Pressure effects on thermodynamics and diffusion behaviors in Al-Zn-Mg-Cu alloys: Integrated CALPHAD modeling and applications

Pressure critically governs thermodynamic equilibria and transport in materials. While the effects of pressure on thermodynamics and diffusion behaviors in simple systems are well studied, predicting and controlling pressure-driven behaviors in complex multicomponent systems remains challenging. In this paper, insights into effect of pressure on thermodynamic and diffusion behaviors in Al-Zn-Mg-Cu alloys were gained. Firstly, a critical thermodynamic assessment of the quaternary Al-Zn-Mg-Cu system under pressure was carried out, incorporating available pressure-related experimental data. Then, an atomic mobility model for multicomponent alloys under pressure was developed, extending our previous binary alloy frameworks, to evaluate pressure-dependent atomic mobilities in face-centered cubic (fcc) Al-Zn-Mg-Cu alloys. The reliability of model and related descriptions was validated against experimental phase equilibria, solidification behaviors, diffusivities, composition profiles, and diffusion paths.

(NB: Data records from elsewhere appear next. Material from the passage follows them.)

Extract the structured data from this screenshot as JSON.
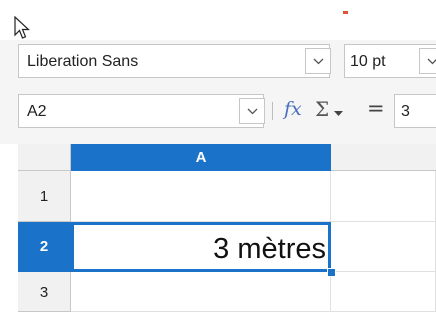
{
  "toolbar": {
    "font_name": "Liberation Sans",
    "font_size": "10 pt"
  },
  "formula_bar": {
    "name_box": "A2",
    "fx_label": "fx",
    "sigma_label": "Σ",
    "equals_label": "=",
    "input_value": "3"
  },
  "grid": {
    "column_headers": [
      "A"
    ],
    "row_headers": [
      "1",
      "2",
      "3"
    ],
    "cells": {
      "A2": "3 mètres"
    }
  },
  "colors": {
    "accent": "#1a73c8",
    "header_bg": "#f1f1f1"
  },
  "icons": [
    "cursor-arrow-icon",
    "chevron-down-icon",
    "fx-icon",
    "sigma-icon",
    "equals-icon"
  ]
}
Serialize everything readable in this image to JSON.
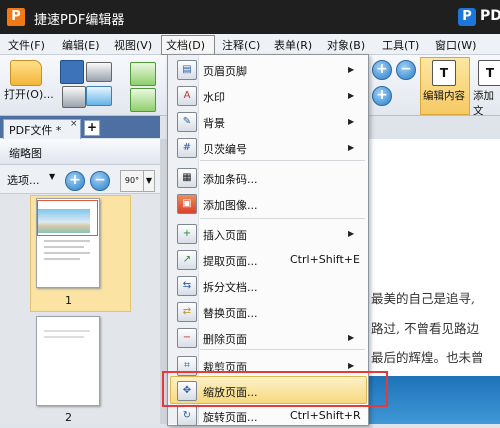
{
  "window": {
    "app_logo": "P",
    "title": "捷速PDF编辑器",
    "brand_logo": "P",
    "brand_text": "PDF"
  },
  "menubar": {
    "items": [
      "文件(F)",
      "编辑(E)",
      "视图(V)",
      "文档(D)",
      "注释(C)",
      "表单(R)",
      "对象(B)",
      "工具(T)",
      "窗口(W)"
    ]
  },
  "toolbar": {
    "open_label": "打开(O)...",
    "edit_content_label": "编辑内容",
    "add_text_label": "添加文"
  },
  "tabs": {
    "doc_tab": "PDF文件 *",
    "close_glyph": "×",
    "add_glyph": "+"
  },
  "panel": {
    "title": "缩略图",
    "options_label": "选项...",
    "zoom_in": "+",
    "zoom_out": "−",
    "rotate_label": "90°",
    "pages": [
      "1",
      "2"
    ]
  },
  "document": {
    "lines": [
      "最美的自己是追寻,",
      "路过, 不曾看见路边",
      "最后的辉煌。也未曾"
    ]
  },
  "dropdown": {
    "items": [
      {
        "label": "页眉页脚",
        "icon": "header-footer-icon",
        "glyph": "▤",
        "submenu": true,
        "shortcut": ""
      },
      {
        "label": "水印",
        "icon": "watermark-icon",
        "glyph": "A",
        "submenu": true,
        "shortcut": ""
      },
      {
        "label": "背景",
        "icon": "background-icon",
        "glyph": "✎",
        "submenu": true,
        "shortcut": ""
      },
      {
        "label": "贝茨编号",
        "icon": "bates-number-icon",
        "glyph": "#",
        "submenu": true,
        "shortcut": ""
      },
      {
        "label": "添加条码...",
        "icon": "barcode-icon",
        "glyph": "▦",
        "submenu": false,
        "shortcut": ""
      },
      {
        "label": "添加图像...",
        "icon": "add-image-icon",
        "glyph": "▣",
        "submenu": false,
        "shortcut": ""
      },
      {
        "label": "插入页面",
        "icon": "insert-page-icon",
        "glyph": "+",
        "submenu": true,
        "shortcut": ""
      },
      {
        "label": "提取页面...",
        "icon": "extract-page-icon",
        "glyph": "↗",
        "submenu": false,
        "shortcut": "Ctrl+Shift+E"
      },
      {
        "label": "拆分文档...",
        "icon": "split-document-icon",
        "glyph": "⇆",
        "submenu": false,
        "shortcut": ""
      },
      {
        "label": "替换页面...",
        "icon": "replace-page-icon",
        "glyph": "⇄",
        "submenu": false,
        "shortcut": ""
      },
      {
        "label": "删除页面",
        "icon": "delete-page-icon",
        "glyph": "−",
        "submenu": true,
        "shortcut": ""
      },
      {
        "label": "裁剪页面",
        "icon": "crop-page-icon",
        "glyph": "⌗",
        "submenu": true,
        "shortcut": ""
      },
      {
        "label": "缩放页面...",
        "icon": "scale-page-icon",
        "glyph": "✥",
        "submenu": false,
        "shortcut": ""
      },
      {
        "label": "旋转页面...",
        "icon": "rotate-page-icon",
        "glyph": "↻",
        "submenu": false,
        "shortcut": "Ctrl+Shift+R"
      }
    ]
  },
  "colors": {
    "accent": "#f07a1a",
    "highlight": "#f7d97e",
    "annotation_red": "#e43a3a",
    "tab_bar": "#4d6fa2"
  }
}
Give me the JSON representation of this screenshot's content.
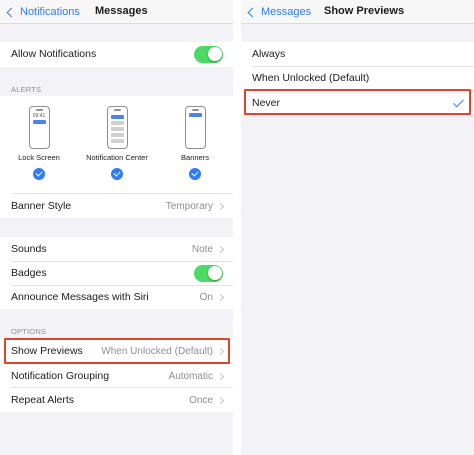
{
  "left_panel": {
    "back_label": "Notifications",
    "title": "Messages",
    "allow_notifications": {
      "label": "Allow Notifications",
      "enabled": true
    },
    "alerts_header": "ALERTS",
    "alert_styles": [
      {
        "label": "Lock Screen",
        "screen_time": "09:41",
        "selected": true
      },
      {
        "label": "Notification Center",
        "selected": true
      },
      {
        "label": "Banners",
        "selected": true
      }
    ],
    "banner_style": {
      "label": "Banner Style",
      "value": "Temporary"
    },
    "sounds": {
      "label": "Sounds",
      "value": "Note"
    },
    "badges": {
      "label": "Badges",
      "enabled": true
    },
    "announce": {
      "label": "Announce Messages with Siri",
      "value": "On"
    },
    "options_header": "OPTIONS",
    "show_previews": {
      "label": "Show Previews",
      "value": "When Unlocked (Default)"
    },
    "grouping": {
      "label": "Notification Grouping",
      "value": "Automatic"
    },
    "repeat": {
      "label": "Repeat Alerts",
      "value": "Once"
    }
  },
  "right_panel": {
    "back_label": "Messages",
    "title": "Show Previews",
    "options": [
      {
        "label": "Always",
        "selected": false
      },
      {
        "label": "When Unlocked (Default)",
        "selected": false
      },
      {
        "label": "Never",
        "selected": true
      }
    ]
  },
  "colors": {
    "accent": "#2f7cf6",
    "toggle_on": "#4cd964",
    "highlight": "#e0452c",
    "group_bg": "#f2f2f7"
  }
}
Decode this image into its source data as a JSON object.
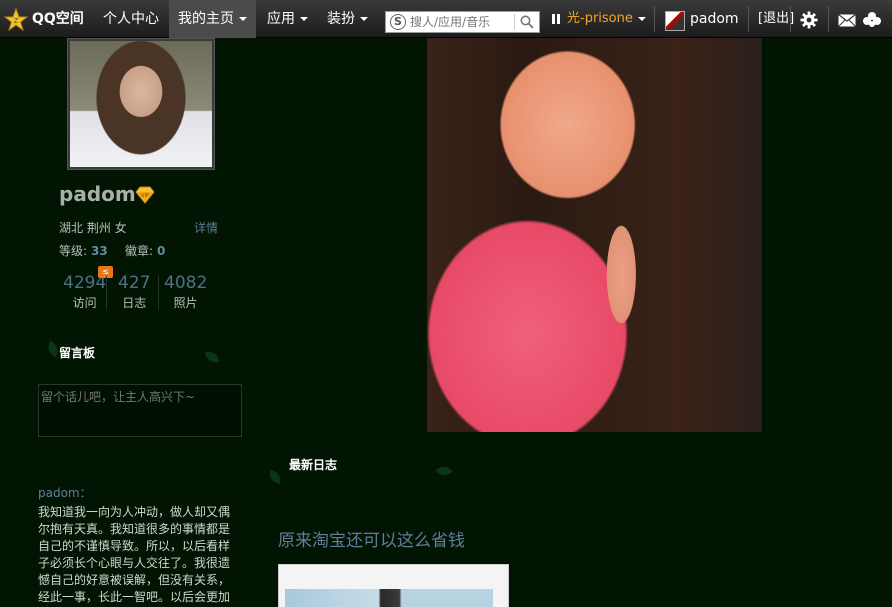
{
  "topbar": {
    "brand": "QQ空间",
    "nav": [
      {
        "label": "个人中心",
        "has_menu": false
      },
      {
        "label": "我的主页",
        "has_menu": true,
        "active": true
      },
      {
        "label": "应用",
        "has_menu": true
      },
      {
        "label": "装扮",
        "has_menu": true
      }
    ],
    "search_placeholder": "搜人/应用/音乐",
    "music_title": "光-prisone",
    "username": "padom",
    "logout": "[退出]",
    "icons": [
      "qzone-star-icon",
      "search-icon",
      "pause-icon",
      "settings-gear-icon",
      "mail-icon",
      "clover-icon"
    ]
  },
  "profile": {
    "name": "padom",
    "location": "湖北 荆州 女",
    "detail_link": "详情",
    "level_label": "等级:",
    "level_value": "33",
    "badge_label": "徽章:",
    "badge_value": "0",
    "stats": [
      {
        "value": "4294",
        "label": "访问"
      },
      {
        "value": "427",
        "label": "日志"
      },
      {
        "value": "4082",
        "label": "照片"
      }
    ]
  },
  "guestbook": {
    "title": "留言板",
    "placeholder": "留个话儿吧，让主人高兴下~"
  },
  "latest_note": {
    "author": "padom：",
    "text": "我知道我一向为人冲动，做人却又偶尔抱有天真。我知道很多的事情都是自己的不谨慎导致。所以，以后看样子必须长个心眼与人交往了。我很遗憾自己的好意被误解，但没有关系，经此一事，长此一智吧。以后会更加"
  },
  "main": {
    "section_title": "最新日志",
    "post_title": "原来淘宝还可以这么省钱"
  },
  "colors": {
    "background": "#021402",
    "link": "#5f7e9a",
    "music": "#f5a623",
    "badge": "#e8751a"
  }
}
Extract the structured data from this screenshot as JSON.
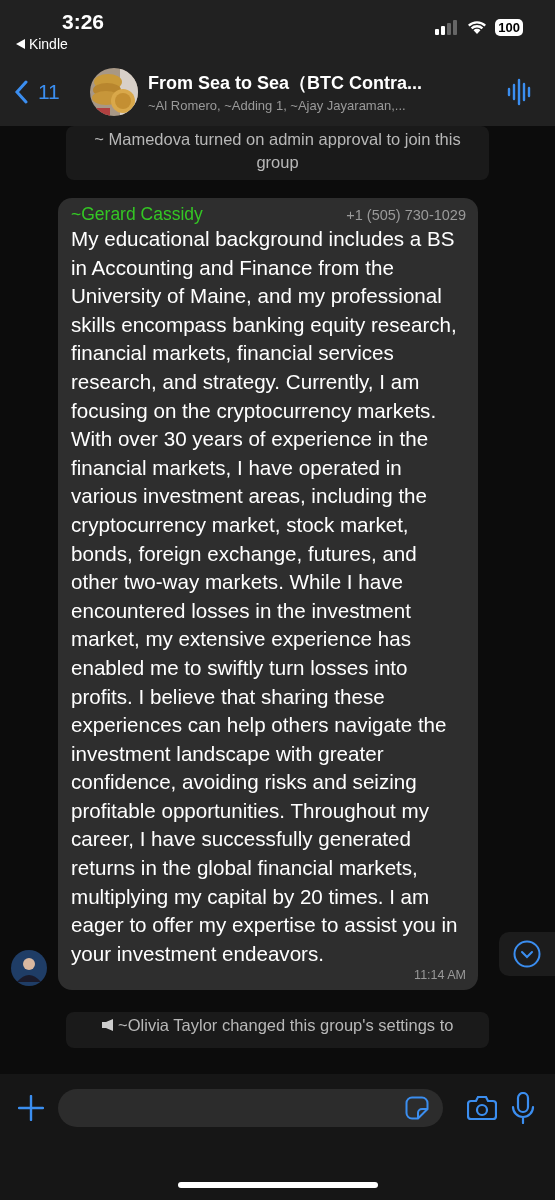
{
  "status_bar": {
    "time": "3:26",
    "back_app": "Kindle",
    "battery": "100"
  },
  "header": {
    "back_count": "11",
    "title": "From Sea to Sea（BTC Contra...",
    "subtitle": "~Al Romero, ~Adding 1, ~Ajay Jayaraman,..."
  },
  "system_top": {
    "text": "~ Mamedova turned on admin approval to join this group"
  },
  "message": {
    "sender": "~Gerard Cassidy",
    "phone": "+1 (505) 730-1029",
    "text": "My educational background includes a BS in Accounting and Finance from the University of Maine, and my professional skills encompass banking equity research, financial markets, financial services research, and strategy. Currently, I am focusing on the cryptocurrency markets. With over 30 years of experience in the financial markets, I have operated in various investment areas, including the cryptocurrency market, stock market, bonds, foreign exchange, futures, and other two-way markets. While I have encountered losses in the investment market, my extensive experience has enabled me to swiftly turn losses into profits. I believe that sharing these experiences can help others navigate the investment landscape with greater confidence, avoiding risks and seizing profitable opportunities. Throughout my career, I have successfully generated returns in the global financial markets, multiplying my capital by 20 times. I am eager to offer my expertise to assist you in your investment endeavors.",
    "time": "11:14 AM"
  },
  "system_bottom": {
    "text": "~Olivia Taylor changed this group's settings to"
  }
}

Finally, leveraging CALPHAD tools, the pressure-dependent descriptions were applied to simulate the particle dissolution and precipitation growth during high-pressure heat treatment (HPHT) of Al-Zn-Mg-Cu alloys. This enabled the establishment of quantitative linkages among pressure, temperature, time, and microstructure, facilitating the optimization of HPHT parameters. The approach provides a predictive framework for tailoring pressure-mediated thermodynamics and diffusion behaviors in complex alloys, advancing the design of advanced alloys under extreme conditions.